0
votes

This seems like such a trivial question but I cannot find an answer anywhere!

I have two RDDs, one with a vectorized article and another with a bunch of stopwords. My first instinct was to use the filter function but apparently you can't have two RDDs interact in that way. I know Union allows RDDs to interact but I need the exact opposite of that so I can filter out all of the stopwords in my first RDD.

Any help would be much appreciated.

EDIT:

RDD1_filtered = RDD1.filter(lambda word: word not in RDD2)

Both RDDs are a list of words. I get an error saying I cannot have two RDDs interacting

2
Can you show code?
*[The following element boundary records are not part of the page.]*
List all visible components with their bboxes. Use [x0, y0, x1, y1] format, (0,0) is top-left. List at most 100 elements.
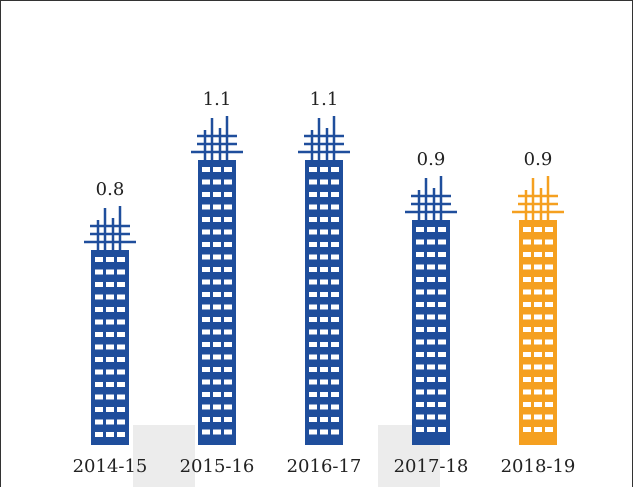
window	[117, 407, 125, 412]
window	[416, 302, 424, 307]
window	[534, 402, 542, 407]
window	[523, 377, 531, 382]
window	[224, 267, 232, 272]
window	[309, 229, 317, 235]
window	[106, 344, 114, 350]
window	[427, 264, 435, 270]
window	[523, 314, 531, 320]
window	[534, 252, 542, 257]
window	[309, 317, 317, 322]
window	[213, 217, 221, 222]
window	[545, 239, 553, 245]
window	[534, 352, 542, 357]
window	[117, 357, 125, 362]
window	[416, 414, 424, 420]
window	[331, 179, 339, 185]
window	[309, 279, 317, 285]
window	[320, 367, 328, 372]
window	[309, 354, 317, 360]
window	[331, 417, 339, 422]
value-label: 0.9	[524, 149, 553, 170]
window	[416, 352, 424, 357]
building-body	[305, 160, 343, 445]
window	[202, 204, 210, 210]
window	[416, 289, 424, 295]
window	[416, 277, 424, 282]
window	[224, 292, 232, 297]
window	[117, 282, 125, 287]
window	[427, 277, 435, 282]
window	[320, 417, 328, 422]
window	[117, 382, 125, 387]
window	[427, 239, 435, 245]
window	[320, 392, 328, 397]
window	[523, 264, 531, 270]
window	[331, 317, 339, 322]
window	[416, 264, 424, 270]
window	[224, 329, 232, 335]
window	[427, 427, 435, 432]
building	[405, 176, 457, 445]
window	[320, 429, 328, 435]
building-body	[198, 160, 236, 445]
window	[309, 429, 317, 435]
window	[202, 354, 210, 360]
window	[224, 379, 232, 385]
window	[438, 302, 446, 307]
window	[224, 217, 232, 222]
window	[309, 217, 317, 222]
value-label: 0.9	[417, 149, 446, 170]
window	[117, 294, 125, 300]
window	[106, 369, 114, 375]
window	[224, 229, 232, 235]
window	[545, 227, 553, 232]
window	[224, 242, 232, 247]
window	[438, 327, 446, 332]
window	[416, 389, 424, 395]
window	[427, 352, 435, 357]
window	[117, 394, 125, 400]
window	[438, 427, 446, 432]
window	[523, 252, 531, 257]
window	[213, 304, 221, 310]
window	[320, 279, 328, 285]
window	[309, 192, 317, 197]
window	[523, 402, 531, 407]
window	[213, 179, 221, 185]
window	[213, 354, 221, 360]
window	[202, 417, 210, 422]
window	[95, 344, 103, 350]
window	[95, 307, 103, 312]
window	[523, 327, 531, 332]
window	[213, 417, 221, 422]
window	[202, 367, 210, 372]
window	[545, 264, 553, 270]
window	[202, 292, 210, 297]
window	[331, 379, 339, 385]
window	[331, 192, 339, 197]
window	[545, 314, 553, 320]
window	[213, 429, 221, 435]
window	[202, 329, 210, 335]
window	[331, 167, 339, 172]
x-tick-label: 2017-18	[394, 456, 469, 477]
window	[534, 264, 542, 270]
window	[202, 304, 210, 310]
window	[427, 314, 435, 320]
window	[438, 277, 446, 282]
value-label: 1.1	[310, 89, 339, 110]
window	[545, 277, 553, 282]
window	[416, 239, 424, 245]
window	[224, 354, 232, 360]
window	[331, 267, 339, 272]
window	[117, 369, 125, 375]
window	[95, 432, 103, 437]
window	[523, 364, 531, 370]
window	[95, 369, 103, 375]
window	[213, 167, 221, 172]
window	[117, 257, 125, 262]
window	[416, 252, 424, 257]
window	[202, 279, 210, 285]
window	[534, 302, 542, 307]
window	[106, 432, 114, 437]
You seem to have a tuple in your RDD, so why can't you filter it? - OneCricketeer
I added the command I am attempting to use to filter. - madsthaks

2 Answers

4
votes

It sounds like you want the subtract function:

>>> left = sc.parallelize(range(10))
>>> right = sc.parallelize([2, 6])
>>> left.subtract(right).collect()
[0, 1, 3, 4, 5, 7, 8, 9]
0
votes

If you were using DataFrames you could use Dataframe method substract https://spark.apache.org/docs/latest/api/python/pyspark.sql.html#pyspark.sql.DataFrame.subtract

subtract(other)

Return a new DataFrame containing rows in this frame but not in another frame.

Edit: It seems that subtract also works for RDD